Hari ke lima tiba, untungnya ruang basket g’ dikunci lagi. Aku segera memulai latihan. Ditengah-tengah latihan lagi-lagi si bego’ datang dan bilang, “Kalau jum’at jangan latihan di ruang basket, ntar banyak berandalan sekolah kumpul.” “Dah lah Vick g’ usah nakut-nakutin aku. Aku bakal tetep latihan biar masuk tim inti. Dah sana pergi, yang jauh ya dan g’ usah balik lagi!” “Ya terserah kamu aja kalau gitu, yang penting aku dah ngasih tau,” ucap Vicky sambil meninggalkanku sendiri. “Dia pikir aku bego’ kaya’ dia apa?” gumamku. Tiba-tiba aku mandengar suara gaduh dari pintu. Awalnya aku g’ terlalu peduli.

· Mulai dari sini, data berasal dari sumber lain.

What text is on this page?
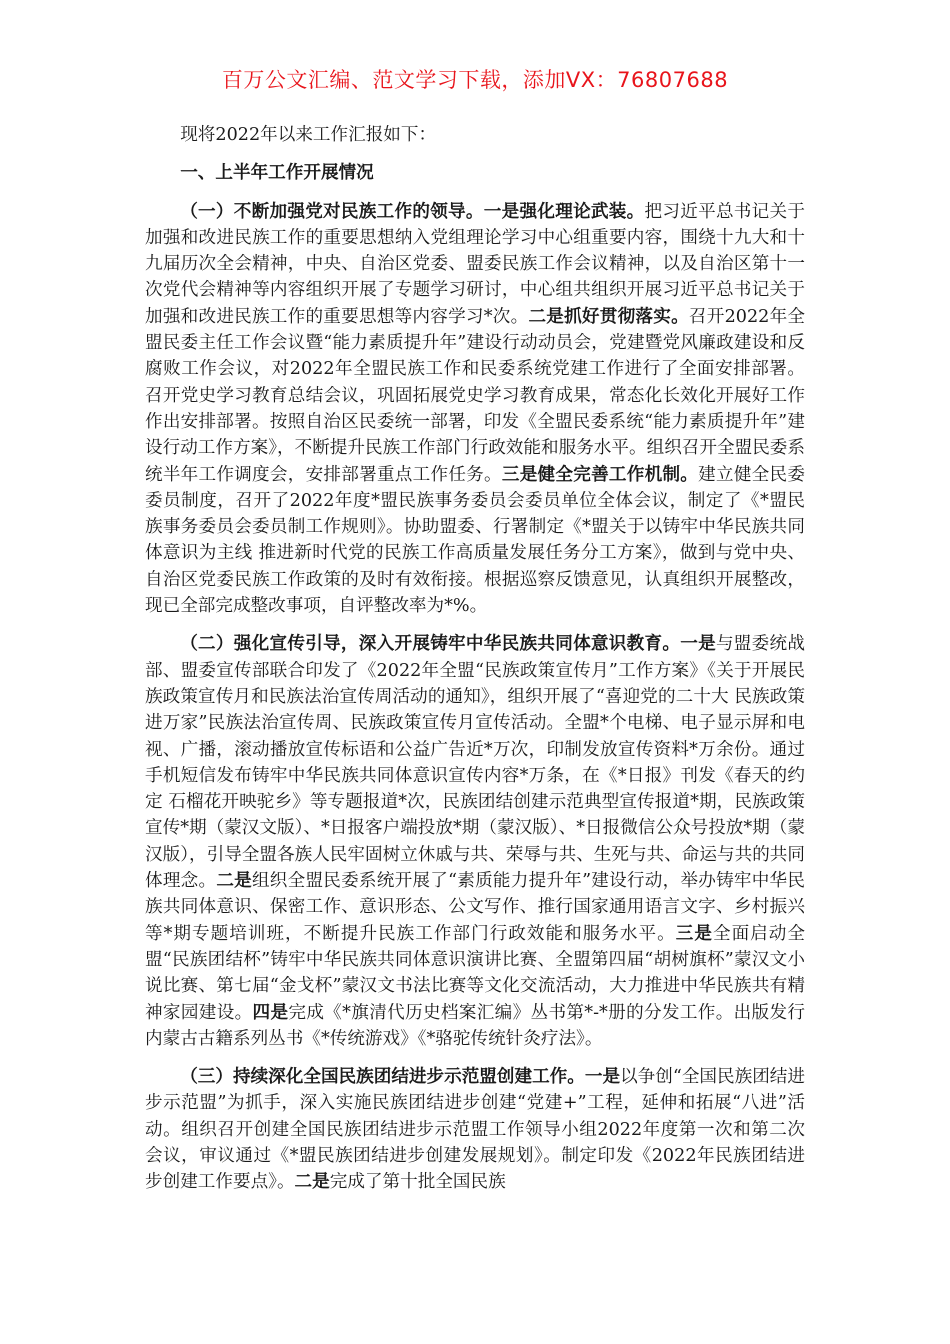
百万公文汇编、范文学习下载，添加VX：76807688

现将2022年以来工作汇报如下：

一、上半年工作开展情况

（一）不断加强党对民族工作的领导。一是强化理论武装。把习近平总书记关于加强和改进民族工作的重要思想纳入党组理论学习中心组重要内容，围绕十九大和十九届历次全会精神，中央、自治区党委、盟委民族工作会议精神，以及自治区第十一次党代会精神等内容组织开展了专题学习研讨，中心组共组织开展习近平总书记关于加强和改进民族工作的重要思想等内容学习*次。二是抓好贯彻落实。召开2022年全盟民委主任工作会议暨“能力素质提升年”建设行动动员会，党建暨党风廉政建设和反腐败工作会议，对2022年全盟民族工作和民委系统党建工作进行了全面安排部署。召开党史学习教育总结会议，巩固拓展党史学习教育成果，常态化长效化开展好工作作出安排部署。按照自治区民委统一部署，印发《全盟民委系统“能力素质提升年”建设行动工作方案》，不断提升民族工作部门行政效能和服务水平。组织召开全盟民委系统半年工作调度会，安排部署重点工作任务。三是健全完善工作机制。建立健全民委委员制度，召开了2022年度*盟民族事务委员会委员单位全体会议，制定了《*盟民族事务委员会委员制工作规则》。协助盟委、行署制定《*盟关于以铸牢中华民族共同体意识为主线 推进新时代党的民族工作高质量发展任务分工方案》，做到与党中央、自治区党委民族工作政策的及时有效衔接。根据巡察反馈意见，认真组织开展整改，现已全部完成整改事项，自评整改率为*%。

（二）强化宣传引导，深入开展铸牢中华民族共同体意识教育。一是与盟委统战部、盟委宣传部联合印发了《2022年全盟“民族政策宣传月”工作方案》《关于开展民族政策宣传月和民族法治宣传周活动的通知》，组织开展了“喜迎党的二十大 民族政策进万家”民族法治宣传周、民族政策宣传月宣传活动。全盟*个电梯、电子显示屏和电视、广播，滚动播放宣传标语和公益广告近*万次，印制发放宣传资料*万余份。通过手机短信发布铸牢中华民族共同体意识宣传内容*万条，在《*日报》刊发《春天的约定 石榴花开映驼乡》等专题报道*次，民族团结创建示范典型宣传报道*期，民族政策宣传*期（蒙汉文版）、*日报客户端投放*期（蒙汉版）、*日报微信公众号投放*期（蒙汉版），引导全盟各族人民牢固树立休戚与共、荣辱与共、生死与共、命运与共的共同体理念。二是组织全盟民委系统开展了“素质能力提升年”建设行动，举办铸牢中华民族共同体意识、保密工作、意识形态、公文写作、推行国家通用语言文字、乡村振兴等*期专题培训班，不断提升民族工作部门行政效能和服务水平。三是全面启动全盟“民族团结杯”铸牢中华民族共同体意识演讲比赛、全盟第四届“胡树旗杯”蒙汉文小说比赛、第七届“金戈杯”蒙汉文书法比赛等文化交流活动，大力推进中华民族共有精神家园建设。四是完成《*旗清代历史档案汇编》丛书第*-*册的分发工作。出版发行内蒙古古籍系列丛书《*传统游戏》《*骆驼传统针灸疗法》。

（三）持续深化全国民族团结进步示范盟创建工作。一是以争创“全国民族团结进步示范盟”为抓手，深入实施民族团结进步创建“党建+”工程，延伸和拓展“八进”活动。组织召开创建全国民族团结进步示范盟工作领导小组2022年度第一次和第二次会议，审议通过《*盟民族团结进步创建发展规划》。制定印发《2022年民族团结进步创建工作要点》。二是完成了第十批全国民族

Paling juga Cuma Vicky yang mau ganggu konsentrasiku.
Aku kaget setengah mati, ternyata benar kata Vicky. Mereka melihatku seperti kucing yang melihat seekor tikus dan siap memangsanya. Aku benar-benar takut melihat mereka. Mungkin hanya tiga orang tapi gimana kalau sampai ada yang nyusul? Mereka mulai mendekatiku dan tanpa kusadari aku memanggil-manggil nama si bego’, “Vicky!!!Vicjy!!!” teriakku. Sejenak kemudian aku teringat kalau aku udah ngusir Vicky jauh-jauh, perlahan aku mulai menyadari kalau Vicky selama ini selalu memperhatikan aku. Bodohnya aku ini, justru berburuk sangka padanya. Aku mohon Vicky kembalilah, aku minta maaf banget selama ini g’ pernah percaya sama kamu. Berandalan-berandalan itu semakin dekat saja denganku. Tiba-tiba terdengar lagi pintu ruang basket terbuka, gawat ! jangan-jangan teman-teman berandalan ini datang.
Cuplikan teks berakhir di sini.